Taylor Lorenz will never forget her fourth day as a reporter at The Daily Beast.
The whole internet was buzzing yesterday about her interview with Scott Rogowsky, the host of the popular mobile game show HQ Trivia. But it wasn’t Rogowsky’s quotes that got the most attention, it was app developer Rus Yusupov’s response to them.
Like any good journalist, Lorenz reached out to Yusupov (who also co-founded Vine) for a quote about Rogowsky. But instead of providing a boilerplate comment, Yusupov threatened to fire Rogowsky if the post was published.
Yusupov objected to Rogowsky’s stated preference for Sweetgreen because HQ doesn’t have a brand deal with the salad chain. He also claimed Rogowsky couldn’t say that “people want trivia,” revealing the host is a contract employee who’s not allowed to speak for the brand.
“If you reached out to an Apple engineer and they gave you information about the new iPhone, would you run it?

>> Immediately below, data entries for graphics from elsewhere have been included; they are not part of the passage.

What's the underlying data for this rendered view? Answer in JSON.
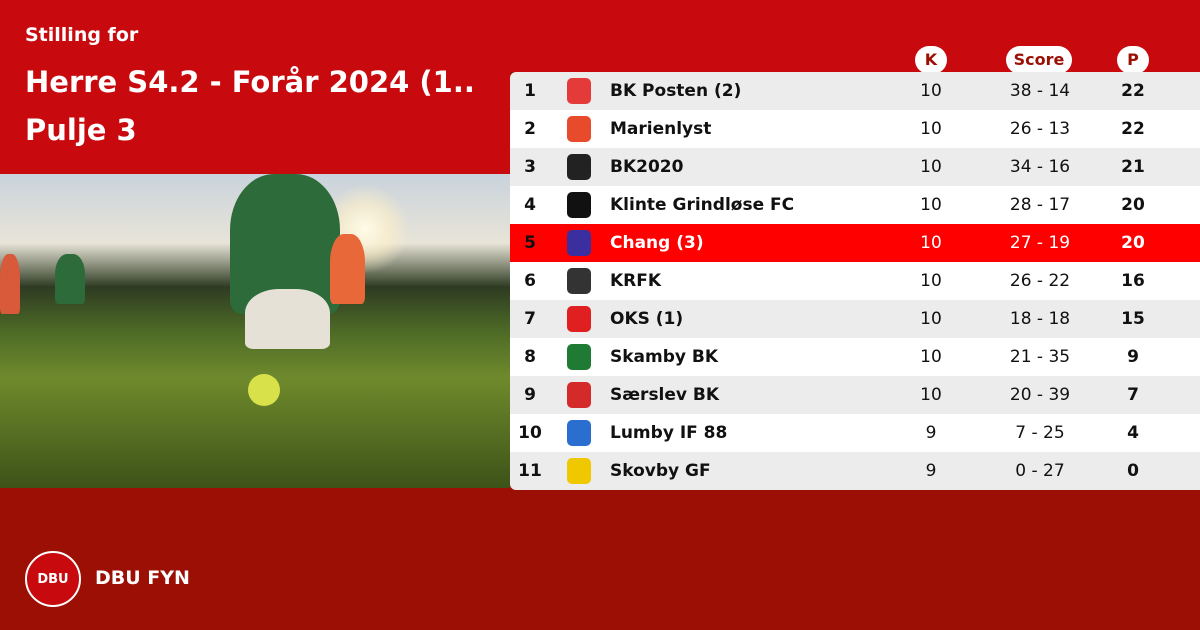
{
  "header": {
    "subtitle": "Stilling for",
    "title": "Herre S4.2 - Forår 2024 (1..",
    "title2": "Pulje 3"
  },
  "columns": {
    "k": "K",
    "score": "Score",
    "p": "P"
  },
  "colors": {
    "header_red": "#c80a0f",
    "footer_red": "#9c0f05",
    "highlight": "#ff0000"
  },
  "rows": [
    {
      "rank": "1",
      "team": "BK Posten (2)",
      "k": "10",
      "score": "38 - 14",
      "p": "22",
      "logo_color": "#e53a3a"
    },
    {
      "rank": "2",
      "team": "Marienlyst",
      "k": "10",
      "score": "26 - 13",
      "p": "22",
      "logo_color": "#e84a2c"
    },
    {
      "rank": "3",
      "team": "BK2020",
      "k": "10",
      "score": "34 - 16",
      "p": "21",
      "logo_color": "#222222"
    },
    {
      "rank": "4",
      "team": "Klinte Grindløse FC",
      "k": "10",
      "score": "28 - 17",
      "p": "20",
      "logo_color": "#111111"
    },
    {
      "rank": "5",
      "team": "Chang  (3)",
      "k": "10",
      "score": "27 - 19",
      "p": "20",
      "logo_color": "#3b2fa0",
      "highlight": true
    },
    {
      "rank": "6",
      "team": "KRFK",
      "k": "10",
      "score": "26 - 22",
      "p": "16",
      "logo_color": "#333333"
    },
    {
      "rank": "7",
      "team": "OKS (1)",
      "k": "10",
      "score": "18 - 18",
      "p": "15",
      "logo_color": "#e02020"
    },
    {
      "rank": "8",
      "team": "Skamby BK",
      "k": "10",
      "score": "21 - 35",
      "p": "9",
      "logo_color": "#1f7a33"
    },
    {
      "rank": "9",
      "team": "Særslev BK",
      "k": "10",
      "score": "20 - 39",
      "p": "7",
      "logo_color": "#d42a2a"
    },
    {
      "rank": "10",
      "team": "Lumby IF 88",
      "k": "9",
      "score": "7 - 25",
      "p": "4",
      "logo_color": "#2a6fd0"
    },
    {
      "rank": "11",
      "team": "Skovby GF",
      "k": "9",
      "score": "0 - 27",
      "p": "0",
      "logo_color": "#f0c800"
    }
  ],
  "footer": {
    "logo_text": "DBU",
    "brand": "DBU FYN"
  }
}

No, because you’d have to go through proper press channels,” Yusupov said.
Lorenz later informed Yusupov that her story would be reframed around his comments about firing Rogowsky. Yusupov then put the host on the phone and asked him if he thought that was a “good idea.” Rogowsky, not surprisingly, was silent.
Commenters on social media marveled at Yusupov’s ability to “torch literally all the goodwill” HQ Trivia had earned.
But Lorenz (who, again, has worked at the Daily Beast for just one week) told Observer that her gut reaction to the phone call was shock.
“I’ve had people yell at me about stories, but it’s always been around negative press,” she said. “This was a positive, glossy story. It was so not in touch with reality.”
Yusupov, who has a reputation for being extremely temperamental, tweeted an apology for his overreaction.
But the damage had already been done. Lorenz was hailed as a hero on HQ Trivia’s chat board, and the app’s server actually got overloaded by fans trying to take part.
When the show finally started, Rogowsky referenced the controversy by calling that night’s show “a completely normal Tuesday.” He also added some extra commentary when he told fans that night’s prize was $1,000.
“You can afford a PR person for at least a couple hours with that kind of money,” Rogowsky said.
This sudden virality may seem shocking, but it was all in a day’s work for Lorenz. She’s only been in journalism for five years, but has already been at the center of the story several times. She was on Amtrak train in Philadelphia last year when it got hit by a blunt object that sounded like a bullet—it turned out to be a rock.
While covering the Freddie Gray protests in Baltimore in 2015 for Business Insider, Lorenz and her husband also witnessed a murder.
And when Lorenz was reporting on the Charlottesville riots for The Hill in August, she got punched in the face by a counter-protester.
The HQ trivia incident may not be as violent as her previous experiences, but she said it was now her “favorite” of the controversies she’d been involved with.
“Living in New York you see crazy shit all the time and say ‘Is this real life,'” Lorenz said. “But this one takes the cake.”